Head to the middle of Michigan's mitten for great golf at Eagle Eye and Hawk Hollow
BATH, Mich. -- Daryl Kesler's playground just outside of East Lansing might as well be considered the best golf resort that isn't one.
The only thing Kesler's missing is the hotel (and a spa, if you really want to get picky). Everything else is intact.
A headline golf course? Check. Eagle Eye Golf Club by Chris Lutzke with an assist from his mentor, Pete Dye, is fantastic. A massive clubhouse, home to impressive banquet facilities, and the headquarters of the Michigan PGA Section are on site.
A strong secondary course? Check. Hawk Hollow Golf Club, a 27-hole Jerry Matthews design, would be the top course at most other clubs.
Family-friendly facilities? Check. The Falcon, a walking nine on the west side of Chandler Road, caters to families, juniors and beginners. The Little Hawk is one of only a handful of bentgrass, 18-hole putting courses anywhere.
Something few golf resorts have? Check. Last year, Kesler bought Woodside Golf Course, a nine-holer in nearby DeWitt Township that was built virtually by hand by the Kazenko family over the years. Lutzke is currently adding three holes to make it one of the first 12-hole loops in the world.
But the draw will always be Eagle Eye -- home to a replica of the famous island green on the Stadium Course at TPC Sawgrass -- and Hawk Hollow.

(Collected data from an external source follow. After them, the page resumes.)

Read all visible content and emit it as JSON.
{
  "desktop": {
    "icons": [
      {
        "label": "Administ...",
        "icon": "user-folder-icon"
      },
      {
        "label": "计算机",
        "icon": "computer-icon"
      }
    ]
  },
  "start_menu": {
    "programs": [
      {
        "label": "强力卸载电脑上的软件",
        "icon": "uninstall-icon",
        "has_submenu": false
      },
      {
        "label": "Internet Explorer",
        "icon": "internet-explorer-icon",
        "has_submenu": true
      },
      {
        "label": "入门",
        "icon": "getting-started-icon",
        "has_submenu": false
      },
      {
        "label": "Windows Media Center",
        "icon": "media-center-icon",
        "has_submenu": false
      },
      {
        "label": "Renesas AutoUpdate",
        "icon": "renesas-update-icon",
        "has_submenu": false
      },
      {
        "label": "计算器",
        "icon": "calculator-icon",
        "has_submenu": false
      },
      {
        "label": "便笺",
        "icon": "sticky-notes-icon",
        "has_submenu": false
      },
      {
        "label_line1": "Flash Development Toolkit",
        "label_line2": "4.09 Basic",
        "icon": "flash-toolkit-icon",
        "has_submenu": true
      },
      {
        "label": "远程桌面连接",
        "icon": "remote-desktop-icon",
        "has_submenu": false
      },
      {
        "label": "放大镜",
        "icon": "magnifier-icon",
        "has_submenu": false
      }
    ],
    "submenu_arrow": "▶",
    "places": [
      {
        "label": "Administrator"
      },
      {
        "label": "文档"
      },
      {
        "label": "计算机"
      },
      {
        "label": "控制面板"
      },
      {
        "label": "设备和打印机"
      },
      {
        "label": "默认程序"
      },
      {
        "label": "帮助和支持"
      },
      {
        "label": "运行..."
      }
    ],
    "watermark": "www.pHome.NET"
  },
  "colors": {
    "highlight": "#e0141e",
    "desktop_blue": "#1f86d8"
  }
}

Eagle Eye Golf Club in East Lansing
Golf Digest put Eagle Eye Golf Club at no. 15 among the top 25 golf courses in Michigan -- public or private -- in its 2011 rankings.
The mostly flat terrain doesn't add much visually, but the lines of attack are well thought out. Risk-reward becomes an issue on most holes, requiring players to tiptoe wisely around hazards or pay a steep price on the scorecard.
The bookend par 5s at nos. 9 and 18 demand essentially straight shots to avoid the pond that separates them. The signature swing at the 146-yard 17th hole is symbolic of the heroic elements that define Eagle Eye. There's pressure to make the right club selection and the proper swing, but that tense feeling in your stomach on the tee is the reason we all love the game. Dye praised the course at the grand opening in 2004.
"Some of mine (course designs) are pretty bad," Dye said that day. "This one is good. It's got a lot of ambience. It has a great look. This course is good enough for a major championship."
Hawk Hollow Golf Club in Bath
Water defines Hawk Hollow. Many of the par 3s play over lakes, but the tough water-laden par 4s are the holes that will wreak havoc on your mind. Water comes into play on seven of the nine holes on the back (holes 10-18). The fairway of the 23rd hole features water on both sides, so neither slicers nor hookers have an advantage.
The facilities are as good as Eagle Eye, just on a smaller scale. The 18,000-square-foot clubhouse welcomes players to stick around after golf and sit on the veranda overlooking the lake and the finishing hole. The Greg Webber Golf Academy gives lessons at Hawk Hollow's practice grounds, which include two driving ranges, a large putting green and a short game area with a bunker.
Eagle Eye and Hawk Hollow: A winning combination
The location of Kesler's empire in the middle of Michigan's mitten is ideal on so many levels. Metro Detroiters can hit it on the way up and back down from a vacation up north. Or they can meet friends from Grand Rapids for a convenient round for both parties directly in the middle. In fall, Eagle Eye and Hawk Hollow are positioned perfectly for a Saturday morning round before a big Michigan State football game.